August 12, 2020 @ 10:59am
KUALA LUMPUR: A consumer group said the proposed RM1 per unit retail price for three-ply face masks is still too high.
Members of the public, however, were of the opinion that a lower price could affect the quality of the essential item.
Malaysian Muslim Consumer Association lead activist Datuk Nadzim Johan said the price should be between 10 sen and 50 sen per piece.
"We have to consider the large families and bottom 40 per cent income group (B40) communities.
"Imagine a family of nine, with a daily household income of about RM150 per day. They can't afford to buy face masks in bulk. They will struggle to buy face masks.
"And you can't reuse the masks. The government should consider the financial situation of this group."

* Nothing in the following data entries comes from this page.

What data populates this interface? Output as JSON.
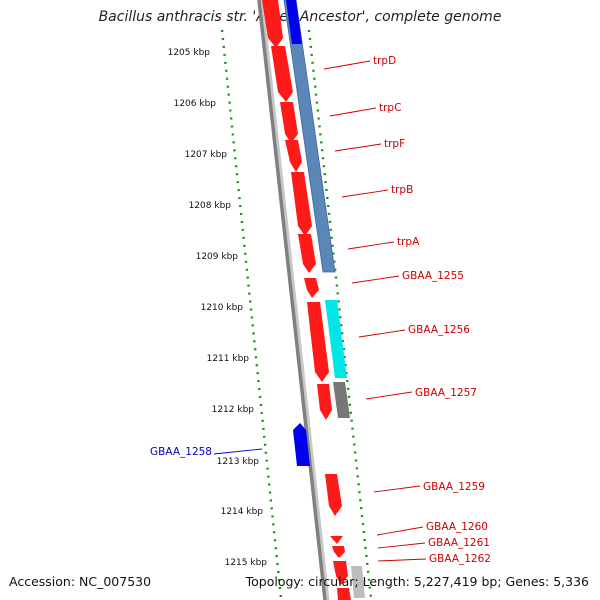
{
  "title": "Bacillus anthracis str. 'Ames Ancestor', complete genome",
  "footer": {
    "accession": "Accession: NC_007530",
    "topology": "Topology: circular; Length: 5,227,419 bp; Genes: 5,336"
  },
  "colors": {
    "forward_cds": "#ff1a1a",
    "reverse_cds": "#0000ee",
    "backbone": "#808080",
    "tick_marks": "#1a8f1a",
    "label_red": "#cc0000",
    "label_blue": "#0000cc",
    "operon_blue": "#5b86b8",
    "cyan_feature": "#00e5e5",
    "gray_feature": "#777777"
  },
  "kbp_labels": [
    "1205 kbp",
    "1206 kbp",
    "1207 kbp",
    "1208 kbp",
    "1209 kbp",
    "1210 kbp",
    "1211 kbp",
    "1212 kbp",
    "1213 kbp",
    "1214 kbp",
    "1215 kbp"
  ],
  "gene_labels": [
    {
      "name": "trpD",
      "strand": "forward"
    },
    {
      "name": "trpC",
      "strand": "forward"
    },
    {
      "name": "trpF",
      "strand": "forward"
    },
    {
      "name": "trpB",
      "strand": "forward"
    },
    {
      "name": "trpA",
      "strand": "forward"
    },
    {
      "name": "GBAA_1255",
      "strand": "forward"
    },
    {
      "name": "GBAA_1256",
      "strand": "forward"
    },
    {
      "name": "GBAA_1257",
      "strand": "forward"
    },
    {
      "name": "GBAA_1258",
      "strand": "reverse"
    },
    {
      "name": "GBAA_1259",
      "strand": "forward"
    },
    {
      "name": "GBAA_1260",
      "strand": "forward"
    },
    {
      "name": "GBAA_1261",
      "strand": "forward"
    },
    {
      "name": "GBAA_1262",
      "strand": "forward"
    }
  ]
}
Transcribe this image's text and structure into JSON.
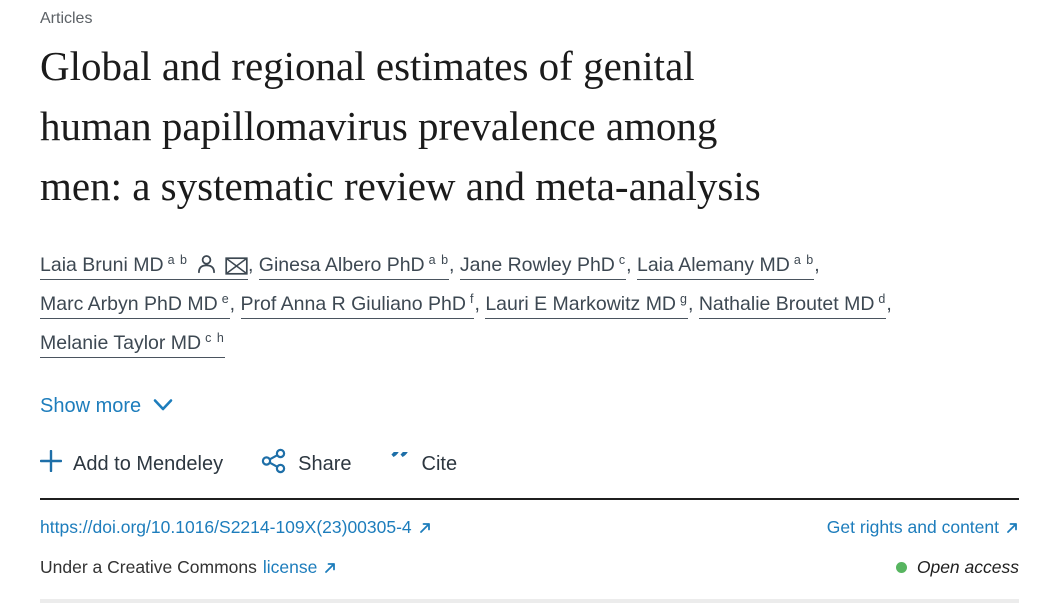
{
  "kicker": "Articles",
  "title": {
    "lines": [
      "Global and regional estimates of genital",
      "human papillomavirus prevalence among",
      "men: a systematic review and meta-analysis"
    ]
  },
  "authors": [
    {
      "name": "Laia Bruni MD",
      "sup": "a b",
      "icons": [
        "person",
        "envelope"
      ]
    },
    {
      "name": "Ginesa Albero PhD",
      "sup": "a b",
      "icons": []
    },
    {
      "name": "Jane Rowley PhD",
      "sup": "c",
      "icons": []
    },
    {
      "name": "Laia Alemany MD",
      "sup": "a b",
      "icons": []
    },
    {
      "name": "Marc Arbyn PhD MD",
      "sup": "e",
      "icons": []
    },
    {
      "name": "Prof Anna R Giuliano PhD",
      "sup": "f",
      "icons": []
    },
    {
      "name": "Lauri E Markowitz MD",
      "sup": "g",
      "icons": []
    },
    {
      "name": "Nathalie Broutet MD",
      "sup": "d",
      "icons": []
    },
    {
      "name": "Melanie Taylor MD",
      "sup": "c h",
      "icons": []
    }
  ],
  "author_separator": ", ",
  "show_more_label": "Show more",
  "actions": {
    "mendeley_label": "Add to Mendeley",
    "share_label": "Share",
    "cite_label": "Cite"
  },
  "doi": {
    "url_text": "https://doi.org/10.1016/S2214-109X(23)00305-4",
    "rights_label": "Get rights and content"
  },
  "license_line": {
    "prefix": "Under a Creative Commons",
    "link_label": "license"
  },
  "open_access_label": "Open access",
  "colors": {
    "link_blue": "#1d7dbc",
    "icon_blue": "#1e6fa8",
    "open_access_green": "#57b560",
    "text_dark": "#212121",
    "author_color": "#3d4852"
  }
}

He urged the government to reconsider the ceiling price of RM1 as even at that price, some groups could not afford it.
"There are still people out there who have to rummage through trash to get face masks.
"If the government insists on setting the ceiling price at RM1, then that price should be the one set for government servants or for hospitals. This price should not be for the public."
Sales director Loh Gaik Cheng, 50, said the government's decision to cap the price of face masks was the right move given that it was mandatory to wear them in public. But she believed the ceiling price could be reduced even further so that they would be more affordable for the underprivileged.
She said the ceiling price should be set at 85 sen per piece.
"Since it is mandatory to wear a face mask, we may have to change it frequently. Each person may have to use several face masks a day," she said.
"The price could be one of the main reasons why people refuse to wear face masks. I think people are aware of this. The government just has to make face masks more affordable."
However, insurance executive Tanusha Ganesan, 26, said a lower price could lead to the quality of face masks being compromised.
"I think the price is affordable. If the price is lower than RM1, it might affect the quality."
Besides affordability, the frequency of changing face masks was another concern.
People employed in the gig economy sector, particularly, have to regularly change their face masks.
"Grab drivers and deliverymen, who work outdoors, need to change their face masks more frequently every day, but their income may not be stable enough to afford that," said lecturer Tan Wen See, 26.
However, some people disagreed that the RM1 price would be a hindrance for people to wear face masks.
Yaneetha Meena Louis, a 30-year-old doctoral candidate from Johor Baru, felt that Malaysians were becoming complacent since the number of Covid-19 cases had declined.
"Our citizens were disciplined when cases were spiking in March and April, but with regulations being more relaxed now, Malaysians have returned to their usual 'tidak apa' attitude."
Sales executive Fanitsyara Kam Phon, 26, felt it was the lackadaisical attitude of Malaysians and not the price of face masks that affected compliance.
"I think the price of face masks is not the main reason for non-compliance. It is ignorance and irresponsibility towards public health and safety."